Correlation Between Talanx AG and Delta Electronics
Can any of the company-specific risk be diversified away by investing in both Talanx AG and Delta Electronics at the same time? Although using a correlation coefficient on its own may not help to predict future stock returns, this module helps to understand the diversifiable risk of combining Talanx AG and Delta Electronics into the same portfolio, which is an essential part of the fundamental portfolio management process.
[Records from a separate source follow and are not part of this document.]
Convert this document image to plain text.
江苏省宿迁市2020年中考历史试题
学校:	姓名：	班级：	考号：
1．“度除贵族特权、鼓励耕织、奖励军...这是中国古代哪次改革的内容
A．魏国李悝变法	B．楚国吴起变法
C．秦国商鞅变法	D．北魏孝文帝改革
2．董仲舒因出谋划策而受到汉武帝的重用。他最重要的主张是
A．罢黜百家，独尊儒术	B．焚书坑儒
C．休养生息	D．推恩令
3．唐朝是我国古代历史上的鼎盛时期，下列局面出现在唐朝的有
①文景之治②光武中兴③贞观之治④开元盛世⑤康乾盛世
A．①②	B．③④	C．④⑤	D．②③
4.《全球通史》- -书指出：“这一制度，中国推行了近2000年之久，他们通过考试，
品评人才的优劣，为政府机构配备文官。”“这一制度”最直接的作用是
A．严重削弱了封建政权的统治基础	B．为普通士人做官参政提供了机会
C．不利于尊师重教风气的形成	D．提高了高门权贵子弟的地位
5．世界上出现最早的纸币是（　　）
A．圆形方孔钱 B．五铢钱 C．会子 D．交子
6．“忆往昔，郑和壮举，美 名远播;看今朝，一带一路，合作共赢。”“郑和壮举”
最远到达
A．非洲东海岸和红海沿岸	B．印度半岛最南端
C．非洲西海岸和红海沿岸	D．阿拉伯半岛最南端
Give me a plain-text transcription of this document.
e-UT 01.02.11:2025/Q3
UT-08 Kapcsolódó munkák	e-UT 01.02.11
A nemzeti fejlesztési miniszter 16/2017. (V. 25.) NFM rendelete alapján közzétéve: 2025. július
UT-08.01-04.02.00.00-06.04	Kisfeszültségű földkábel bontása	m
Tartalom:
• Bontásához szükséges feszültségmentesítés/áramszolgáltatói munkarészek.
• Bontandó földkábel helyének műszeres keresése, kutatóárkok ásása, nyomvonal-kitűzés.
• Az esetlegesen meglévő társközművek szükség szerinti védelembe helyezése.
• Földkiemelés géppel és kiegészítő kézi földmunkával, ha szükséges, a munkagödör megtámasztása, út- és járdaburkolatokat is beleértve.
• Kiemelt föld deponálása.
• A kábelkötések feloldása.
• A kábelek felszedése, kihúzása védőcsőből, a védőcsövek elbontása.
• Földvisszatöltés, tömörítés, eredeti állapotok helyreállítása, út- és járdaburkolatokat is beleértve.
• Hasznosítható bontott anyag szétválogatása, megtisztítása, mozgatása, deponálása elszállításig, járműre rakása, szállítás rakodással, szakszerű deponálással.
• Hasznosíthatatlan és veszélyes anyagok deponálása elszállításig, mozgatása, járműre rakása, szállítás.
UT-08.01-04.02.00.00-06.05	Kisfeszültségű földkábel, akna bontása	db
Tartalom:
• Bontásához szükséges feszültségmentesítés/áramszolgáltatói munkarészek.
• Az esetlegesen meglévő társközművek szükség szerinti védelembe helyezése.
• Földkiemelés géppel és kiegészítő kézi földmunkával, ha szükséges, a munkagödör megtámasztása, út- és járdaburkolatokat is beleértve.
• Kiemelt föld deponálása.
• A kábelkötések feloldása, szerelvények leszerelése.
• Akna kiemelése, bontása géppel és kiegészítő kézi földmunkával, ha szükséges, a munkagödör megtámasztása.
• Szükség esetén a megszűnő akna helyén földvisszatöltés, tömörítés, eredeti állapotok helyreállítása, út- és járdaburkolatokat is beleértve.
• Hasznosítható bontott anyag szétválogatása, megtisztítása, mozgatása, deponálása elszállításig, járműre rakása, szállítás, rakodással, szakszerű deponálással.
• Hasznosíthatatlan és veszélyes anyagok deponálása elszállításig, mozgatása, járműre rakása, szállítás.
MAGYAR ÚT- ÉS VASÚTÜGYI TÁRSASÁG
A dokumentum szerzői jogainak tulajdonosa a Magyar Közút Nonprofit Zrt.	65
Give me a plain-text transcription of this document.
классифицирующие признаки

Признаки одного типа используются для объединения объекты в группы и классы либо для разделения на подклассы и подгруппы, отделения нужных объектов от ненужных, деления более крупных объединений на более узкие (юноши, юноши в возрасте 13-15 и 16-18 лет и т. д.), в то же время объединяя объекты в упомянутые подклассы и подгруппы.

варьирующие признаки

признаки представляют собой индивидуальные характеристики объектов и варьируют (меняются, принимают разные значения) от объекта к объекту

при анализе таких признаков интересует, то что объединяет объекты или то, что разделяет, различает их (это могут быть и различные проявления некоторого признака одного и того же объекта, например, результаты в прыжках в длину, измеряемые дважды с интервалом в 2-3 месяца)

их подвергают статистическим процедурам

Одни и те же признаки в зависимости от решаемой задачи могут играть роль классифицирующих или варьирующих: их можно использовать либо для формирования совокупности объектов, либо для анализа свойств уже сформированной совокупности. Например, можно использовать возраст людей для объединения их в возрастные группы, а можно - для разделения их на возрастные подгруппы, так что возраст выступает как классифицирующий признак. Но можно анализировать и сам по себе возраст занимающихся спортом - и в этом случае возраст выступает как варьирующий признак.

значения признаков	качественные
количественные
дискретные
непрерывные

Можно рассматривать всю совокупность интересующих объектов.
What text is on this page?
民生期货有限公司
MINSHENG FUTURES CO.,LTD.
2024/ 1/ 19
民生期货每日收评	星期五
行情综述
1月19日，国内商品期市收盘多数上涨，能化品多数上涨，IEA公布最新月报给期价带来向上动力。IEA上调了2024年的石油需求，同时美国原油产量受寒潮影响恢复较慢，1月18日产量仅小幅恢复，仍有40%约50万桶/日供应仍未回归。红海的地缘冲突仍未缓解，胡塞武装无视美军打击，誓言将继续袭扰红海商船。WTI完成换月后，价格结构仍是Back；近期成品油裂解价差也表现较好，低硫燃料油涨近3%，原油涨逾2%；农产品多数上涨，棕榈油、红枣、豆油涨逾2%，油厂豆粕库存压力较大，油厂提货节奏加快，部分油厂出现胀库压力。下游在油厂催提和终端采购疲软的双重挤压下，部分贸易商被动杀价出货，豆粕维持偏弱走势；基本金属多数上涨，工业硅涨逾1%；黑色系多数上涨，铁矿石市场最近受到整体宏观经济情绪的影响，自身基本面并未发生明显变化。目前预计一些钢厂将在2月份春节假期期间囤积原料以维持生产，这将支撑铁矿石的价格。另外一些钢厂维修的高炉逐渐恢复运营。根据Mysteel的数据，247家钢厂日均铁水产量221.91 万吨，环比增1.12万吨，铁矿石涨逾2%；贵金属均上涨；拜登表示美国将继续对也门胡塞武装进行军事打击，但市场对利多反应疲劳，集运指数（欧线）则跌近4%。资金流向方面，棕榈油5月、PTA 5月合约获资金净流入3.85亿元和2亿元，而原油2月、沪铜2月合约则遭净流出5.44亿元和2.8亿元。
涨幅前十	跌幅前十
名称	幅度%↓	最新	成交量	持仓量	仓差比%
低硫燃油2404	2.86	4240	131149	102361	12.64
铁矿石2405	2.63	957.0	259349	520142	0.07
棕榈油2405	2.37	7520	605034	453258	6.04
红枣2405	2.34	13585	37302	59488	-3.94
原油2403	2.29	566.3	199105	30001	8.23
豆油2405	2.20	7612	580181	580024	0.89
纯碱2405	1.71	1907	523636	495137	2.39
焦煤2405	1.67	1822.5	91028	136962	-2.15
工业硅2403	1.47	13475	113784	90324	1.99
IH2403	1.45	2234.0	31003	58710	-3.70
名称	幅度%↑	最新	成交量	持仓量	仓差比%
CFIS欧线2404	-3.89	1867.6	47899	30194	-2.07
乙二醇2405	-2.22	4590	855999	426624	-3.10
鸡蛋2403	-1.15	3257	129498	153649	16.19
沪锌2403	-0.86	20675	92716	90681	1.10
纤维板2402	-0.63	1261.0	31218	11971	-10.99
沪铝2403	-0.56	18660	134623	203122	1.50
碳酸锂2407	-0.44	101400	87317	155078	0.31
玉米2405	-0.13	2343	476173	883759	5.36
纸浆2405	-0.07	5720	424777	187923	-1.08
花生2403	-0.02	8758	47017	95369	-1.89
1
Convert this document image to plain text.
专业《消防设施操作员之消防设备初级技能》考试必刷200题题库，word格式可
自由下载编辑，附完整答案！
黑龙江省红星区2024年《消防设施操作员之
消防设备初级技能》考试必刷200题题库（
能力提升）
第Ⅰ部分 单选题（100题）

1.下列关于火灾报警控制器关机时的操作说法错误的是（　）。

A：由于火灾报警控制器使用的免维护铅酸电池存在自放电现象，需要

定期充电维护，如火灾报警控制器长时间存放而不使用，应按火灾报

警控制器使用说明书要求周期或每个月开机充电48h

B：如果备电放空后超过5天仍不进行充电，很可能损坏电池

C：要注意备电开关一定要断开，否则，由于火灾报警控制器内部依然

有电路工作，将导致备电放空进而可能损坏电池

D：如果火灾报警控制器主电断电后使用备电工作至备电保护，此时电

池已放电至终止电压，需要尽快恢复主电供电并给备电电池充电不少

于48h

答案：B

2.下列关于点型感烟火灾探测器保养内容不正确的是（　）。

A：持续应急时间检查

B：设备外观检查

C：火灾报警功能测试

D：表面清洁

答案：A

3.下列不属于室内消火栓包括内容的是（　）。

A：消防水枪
By analyzing existing cross correlation between Talanx AG and Delta Electronics Public, you can compare the effects of market volatilities on Talanx AG and Delta Electronics and check how they will diversify away market risk if combined in the same portfolio for a given time horizon. You can also utilize pair trading strategies of matching a long position in Talanx AG with a short position of Delta Electronics. Check out your portfolio center. Please also check ongoing floating volatility patterns of Talanx AG and Delta Electronics.
Diversification Opportunities for Talanx AG and Delta Electronics
0.54 | Correlation Coefficient |
Very weak diversification
The 3 months correlation between Talanx and Delta is 0.54. Overlapping area represents the amount of risk that can be diversified away by holding Talanx AG and Delta Electronics Public in the same portfolio, assuming nothing else is changed. The correlation between historical prices or returns on Delta Electronics Public and Talanx AG is a relative statistical measure of the degree to which these equity instruments tend to move together. The correlation coefficient measures the extent to which returns on Talanx AG are associated (or correlated) with Delta Electronics. Values of the correlation coefficient range from -1 to +1, where. The correlation of zero (0) is possible when the price movement of Delta Electronics Public has no effect on the direction of Talanx AG i.e., Talanx AG and Delta Electronics go up and down completely randomly.
Pair Corralation between Talanx AG and Delta Electronics
Assuming the 90 days horizon Talanx AG is expected to under-perform the Delta Electronics. But the stock apears to be less risky and, when comparing its historical volatility, Talanx AG is 2.58 times less risky than Delta Electronics. The stock trades about -0.01 of its potential returns per unit of risk. The Delta Electronics Public is currently generating about 0.09 of returns per unit of risk over similar time horizon. If you would invest 408.00 in Delta Electronics Public on October 5, 2024 and sell it today you would earn a total of 20.00 from holding Delta Electronics Public or generate 4.9% return on investment over 90 days.
Time Period | 3 Months [change] |
Direction | Moves Together |
Strength | Weak |
Accuracy | 100.0% |
Values | Daily Returns |
Talanx AG vs. Delta Electronics Public
Performance |
Timeline |
Talanx AG |
Risk-Adjusted Performance
0 of 100
Weak | Strong |
OK
Delta Electronics Public |
Risk-Adjusted Performance
0 of 100
Weak | Strong |
Solid
Talanx AG and Delta Electronics Volatility Contrast
Predicted Return Density |
Returns |
Pair Trading with Talanx AG and Delta Electronics
The main advantage of trading using opposite Talanx AG and Delta Electronics positions is that it hedges away some unsystematic risk. Because of two separate transactions, even if Talanx AG position performs unexpectedly, Delta Electronics can make up some of the losses. Pair trading also minimizes risk from directional movements in the market. For example, if an entire industry or sector drops because of unexpected headlines, the short position in Delta Electronics will offset losses from the drop in Delta Electronics' long position.The idea behind Talanx AG and Delta Electronics Public pairs trading is to make the combined position market-neutral, meaning the overall market's direction will not affect its win or loss (or potential downside or upside). This can be achieved by designing a pairs trade with two highly correlated stocks or equities that operate in a similar space or sector, making it possible to obtain profits through simple and relatively low-risk investment.Check out your portfolio center.Note that this page's information should be used as a complementary analysis to find the right mix of equity instruments to add to your existing portfolios or create a brand new portfolio. You can also try the Top Crypto Exchanges module to search and analyze digital assets across top global cryptocurrency exchanges.